The end of the economic world has been postponed. While challenges remain, continued slow recovery is immediate and real this time, and it is showing signs of sustainability.
Gold is retreating from its peak, the stock market is hitting new highs, and residential building is on the rise. With the new exploration and extraction of shale oil and gas coming on the market, energy prices are going down, and analysts are beginning to really discuss an American energy independence day coming in the next decade. Office, commercial, and lodging construction are even making a bit of a comeback, and for the first time since 2008, construction activity is expected to grow faster than the GNP.
While major indicators (i.e. still low interest rates, affordable mortgage rates/housing prices, higher wages, improving job numbers, corporate profits, and slow positive GDP growth) would suggest an economy that’s really heating up, there is a long way to go because of the length and depth of this recession.
According to research firm Trepp: “The delinquency rate for U.S. commercial real estate loans in CMBS fell 15 basis points to 9.42% in February. Overall, the Trepp CMBS Delinquency Rate has fallen 92 basis points since hitting a peak of 10.34% at the end of July 2012.” (U.S. CMBS Delinquency Report, Trepp, February 2013.) Homeowner foreclosure filings are also trending lower, according to Realty Trac and reported in CNN Money (2/14/13): “Notices of default, scheduled auctions, bank repossessions and other filings fell to 150,864 last month, a 7% decline from the previous month and a 28% drop from January 2012, according to RealtyTrac. New foreclosure filings fell to the lowest level since June 2006.”
All this is good news, but there are still a significant number of CRE loans maturing in the next four to five years, and homeowners and banks are not past the nightmares and underperforming loans. The opposite of a weight loss program, it takes no time for the markets to fall apart, or so it seems, but years for them to rebuild.
Another reason the economy isn’t heating up is the natural economic governors in place that will chill growth this year. Chief among those is material costs that continue to rise and will likely rise faster as the market starts to grow. Lumber prices are closing in on prices seen in 2007, with demand not quite at the same levels it was then. While producers of this material may have spending in place to boost supply, price pressure is going to continue.
The construction industry has lost thousands of employees that won’t return with the market, with 30 % of those who lost jobs having retired or moved onto another industry. Skilled trade labor shortages will also continue despite market growth in areas such as the energy sector and even the residential sector, in some regions of the country.
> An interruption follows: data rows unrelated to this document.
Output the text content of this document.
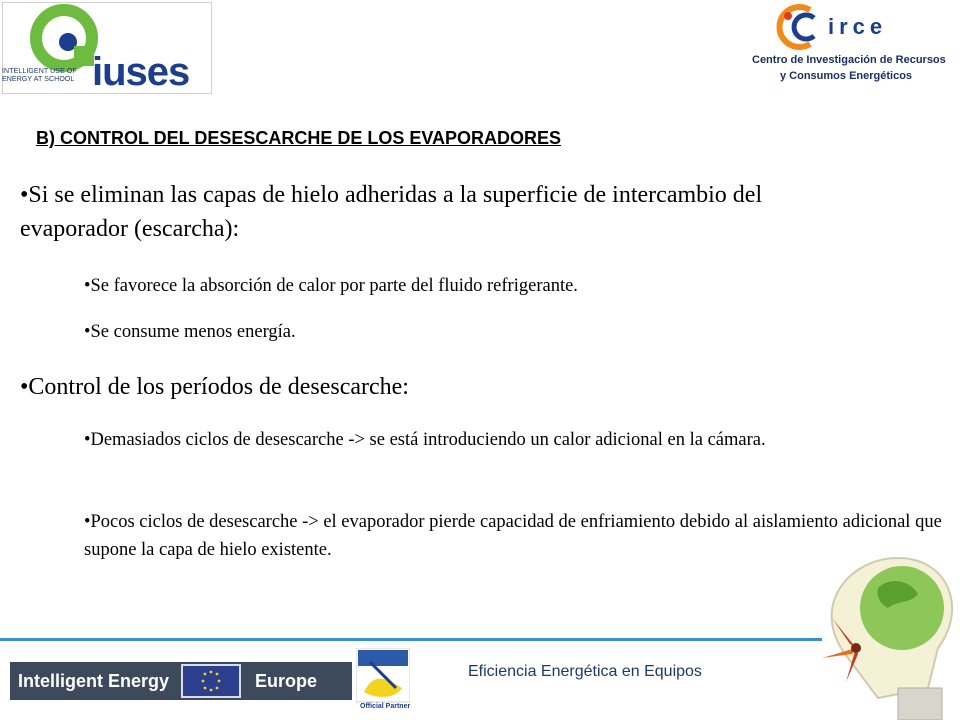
INTELLIGENT USE OF ENERGY AT SCHOOL iuses
irce
Centro de Investigación de Recursos
y Consumos Energéticos
B) CONTROL DEL DESESCARCHE DE LOS EVAPORADORES
•Si se eliminan las capas de hielo adheridas a la superficie de intercambio del evaporador (escarcha):
•Se favorece la absorción de calor por parte del fluido refrigerante.
•Se consume menos energía.
•Control de los períodos de desescarche:
•Demasiados ciclos de desescarche -> se está introduciendo un calor adicional en la cámara.
•Pocos ciclos de desescarche -> el evaporador pierde capacidad de enfriamiento debido al aislamiento adicional que supone la capa de hielo existente.
Intelligent Energy	Europe
Official Partner
Eficiencia Energética en Equipos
Regulation has also dampened a quick recovery in the construction industry. The recession was so long that many projects were mothballed or never began by developers. It takes around five years to get shopping malls, multiuse, multifamily, or large industrial plans off the drawing board and over the many government hurdles before breaking ground. Then there is the problem of who will make the first move. Government stimulus plans haven’t been as effective as hoped, making private capital the realistic hope. The problem is few are ready to take the “build it and they will come” approach.
In the Forecast
Although the strength of individual markets is shifting, the forecast for total construction put in place for 2013 continues to show an increase of 8% over 2012 levels. The forecast total for construction in 2013 is $918,897 million, a solid improvement, but we don’t expect to return to the days of annual construction above the trillion-dollar mark until 2015.
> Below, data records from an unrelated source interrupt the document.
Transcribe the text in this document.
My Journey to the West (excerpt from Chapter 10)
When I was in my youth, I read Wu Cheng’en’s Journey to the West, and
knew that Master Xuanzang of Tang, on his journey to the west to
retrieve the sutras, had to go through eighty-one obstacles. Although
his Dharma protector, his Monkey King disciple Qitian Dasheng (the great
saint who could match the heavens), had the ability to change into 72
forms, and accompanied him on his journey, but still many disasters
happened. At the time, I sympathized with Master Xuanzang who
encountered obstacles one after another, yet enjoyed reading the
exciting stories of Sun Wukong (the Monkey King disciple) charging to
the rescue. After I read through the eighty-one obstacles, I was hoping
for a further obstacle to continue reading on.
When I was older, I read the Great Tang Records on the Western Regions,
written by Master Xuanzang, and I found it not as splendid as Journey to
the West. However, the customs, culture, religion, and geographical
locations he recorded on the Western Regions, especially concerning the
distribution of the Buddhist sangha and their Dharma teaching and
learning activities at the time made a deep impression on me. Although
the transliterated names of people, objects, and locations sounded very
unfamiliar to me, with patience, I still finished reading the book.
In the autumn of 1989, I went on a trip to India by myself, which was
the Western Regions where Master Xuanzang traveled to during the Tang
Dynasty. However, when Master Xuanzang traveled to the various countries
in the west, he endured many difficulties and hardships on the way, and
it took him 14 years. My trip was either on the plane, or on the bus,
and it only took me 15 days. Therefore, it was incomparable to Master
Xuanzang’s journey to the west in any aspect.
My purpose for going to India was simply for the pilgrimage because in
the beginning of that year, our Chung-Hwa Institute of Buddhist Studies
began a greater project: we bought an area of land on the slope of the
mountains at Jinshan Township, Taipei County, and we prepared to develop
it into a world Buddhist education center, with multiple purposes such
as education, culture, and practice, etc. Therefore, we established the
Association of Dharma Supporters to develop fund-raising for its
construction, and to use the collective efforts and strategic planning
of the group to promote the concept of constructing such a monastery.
Residential’s Big Comeback
Despite the fact the residential sector was at the epicenter of the economic meltdown in 2007, six years later it is the star of the recovery show with a 23% increase in single-family buildings.
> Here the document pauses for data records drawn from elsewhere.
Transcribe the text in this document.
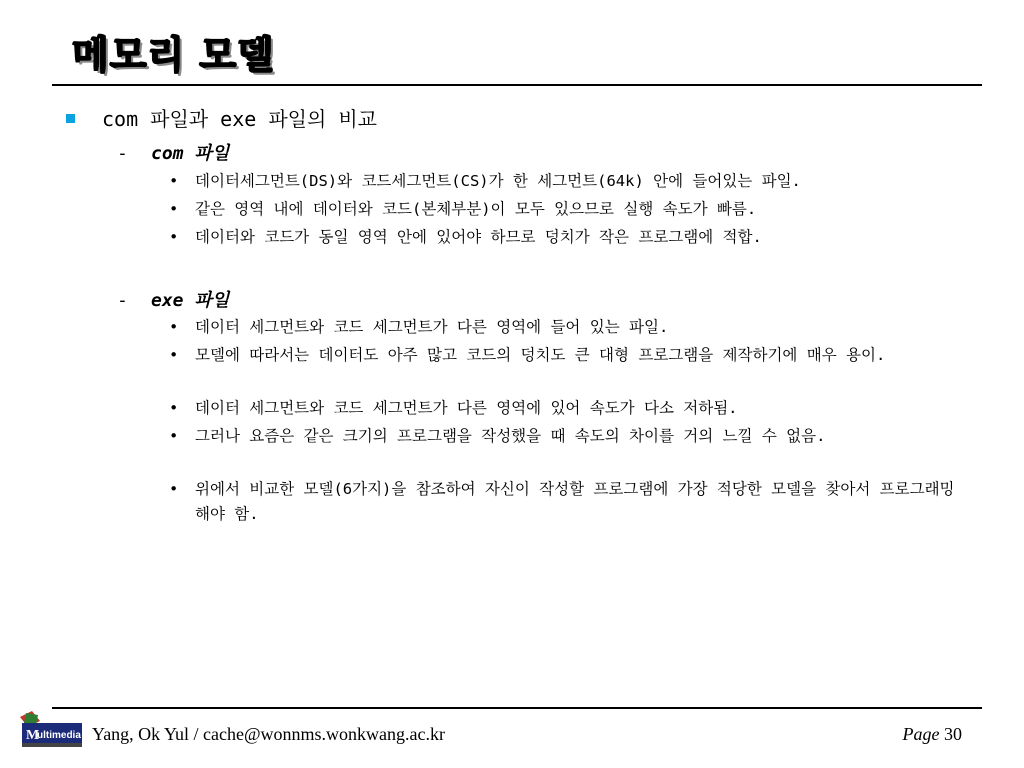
메모리 모델
com 파일과 exe 파일의 비교
- com 파일
•	데이터세그먼트(DS)와 코드세그먼트(CS)가 한 세그먼트(64k) 안에 들어있는 파일.
•	같은 영역 내에 데이터와 코드(본체부분)이 모두 있으므로 실행 속도가 빠름.
•	데이터와 코드가 동일 영역 안에 있어야 하므로 덩치가 작은 프로그램에 적합.
- exe 파일
•	데이터 세그먼트와 코드 세그먼트가 다른 영역에 들어 있는 파일.
•	모델에 따라서는 데이터도 아주 많고 코드의 덩치도 큰 대형 프로그램을 제작하기에 매우 용이.
•	데이터 세그먼트와 코드 세그먼트가 다른 영역에 있어 속도가 다소 저하됨.
•	그러나 요즘은 같은 크기의 프로그램을 작성했을 때 속도의 차이를 거의 느낄 수 없음.
•	위에서 비교한 모델(6가지)을 참조하여 자신이 작성할 프로그램에 가장 적당한 모델을 찾아서 프로그래밍해야 함.
M
ultimedia Yang, Ok Yul / cache@wonnms.wonkwang.ac.kr	Page 30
Single-family housing put in place grew 19% in 2012, and we expect another 23% growth to reach $161 million by the end of 2013. Multifamily construction improved a whopping 47% in 2012, and is anticipated to increase another 31% in 2013.
On the flip side of that coin as reported by the National Association of Home Builders (NAHB): “Multifamily Vacancy Index (MVI), which measures the multifamily housing industry's perception of vacancies, dropped two points to 31.” That translates into higher rents.
Generally, higher cost of rental housing would drive more building in multifamily and spark more home sales; but despite the job market improving and banks beginning to lend again, potential homeowners are still wary to buy and will continue to save for a larger down payment while the wait for job and economic security to stick around for a year or two.
The biggest challenge to the housing market may be to avoid the temptations of over-exuberance, while at the same time considering and readying for the challenges of markets in demand.
It will take time to work through the pre-existing backlog, but the residential construction market is slowly building steam and climbing towards another bull cycle.